Here is a different concept of oppression in contrast to the Marxian one, that of “willing” rather than “forced” slavery. Indeed, a significant number of women living in the United States today (those who have what social workers call a “victim mentality”) still believe they are lucky to be under the control of men who treat them abusively or like possessions. (Wikipedia)

An African who is reasonably content with his or her situation is, under this paradigm obviously oppressed, a victim of systematic fascism which is no one’s fault but is pervasive.    Obviously these oppressed victims must be liberated.   So must those enslaved by heteronormativity, by the belief that anything is normal, or tending to reflect the norm or rule.  

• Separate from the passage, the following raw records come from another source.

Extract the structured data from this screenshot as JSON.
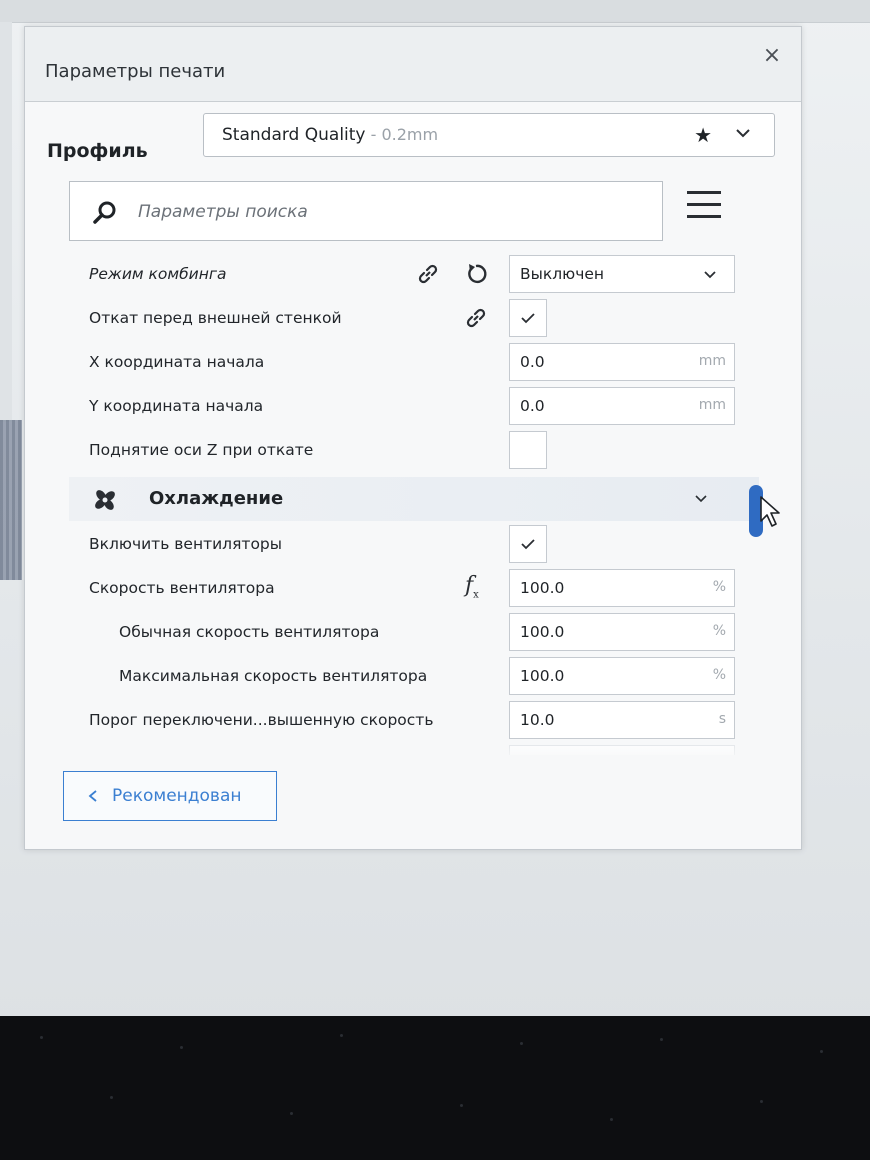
{
  "panel": {
    "title": "Параметры печати",
    "close_glyph": "×"
  },
  "profile": {
    "label": "Профиль",
    "name": "Standard Quality",
    "sub": " - 0.2mm",
    "star_glyph": "★"
  },
  "search": {
    "placeholder": "Параметры поиска"
  },
  "settings": [
    {
      "label": "Режим комбинга",
      "value": "Выключен",
      "type": "dropdown"
    },
    {
      "label": "Откат перед внешней стенкой",
      "type": "checkbox",
      "checked": true
    },
    {
      "label": "X координата начала",
      "value": "0.0",
      "unit": "mm",
      "type": "number"
    },
    {
      "label": "Y координата начала",
      "value": "0.0",
      "unit": "mm",
      "type": "number"
    },
    {
      "label": "Поднятие оси Z при откате",
      "type": "checkbox",
      "checked": false
    }
  ],
  "category": {
    "label": "Охлаждение"
  },
  "cooling_settings": [
    {
      "label": "Включить вентиляторы",
      "type": "checkbox",
      "checked": true
    },
    {
      "label": "Скорость вентилятора",
      "value": "100.0",
      "unit": "%",
      "type": "number"
    },
    {
      "label": "Обычная скорость вентилятора",
      "value": "100.0",
      "unit": "%",
      "type": "number"
    },
    {
      "label": "Максимальная скорость вентилятора",
      "value": "100.0",
      "unit": "%",
      "type": "number"
    },
    {
      "label": "Порог переключени...вышенную скорость",
      "value": "10.0",
      "unit": "s",
      "type": "number"
    }
  ],
  "footer": {
    "recommended_label": "Рекомендован"
  },
  "colors": {
    "accent": "#3b7fd1",
    "scrollbar": "#2f6bc2"
  }
}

Since the pervasive oppression that threatens universally is nobodies’ fault, the fault must lie in the political system, which must be seen as itself oppressive and against which on a certain day violence of any kind is justified.   The failure of the cultural ability to accept the brokenness of nature and human nature, the project to remand all evil, even all discomfort, to the faults of political society has created at center the culture of grievance and disappointment and at the margins  the culture of the enraged.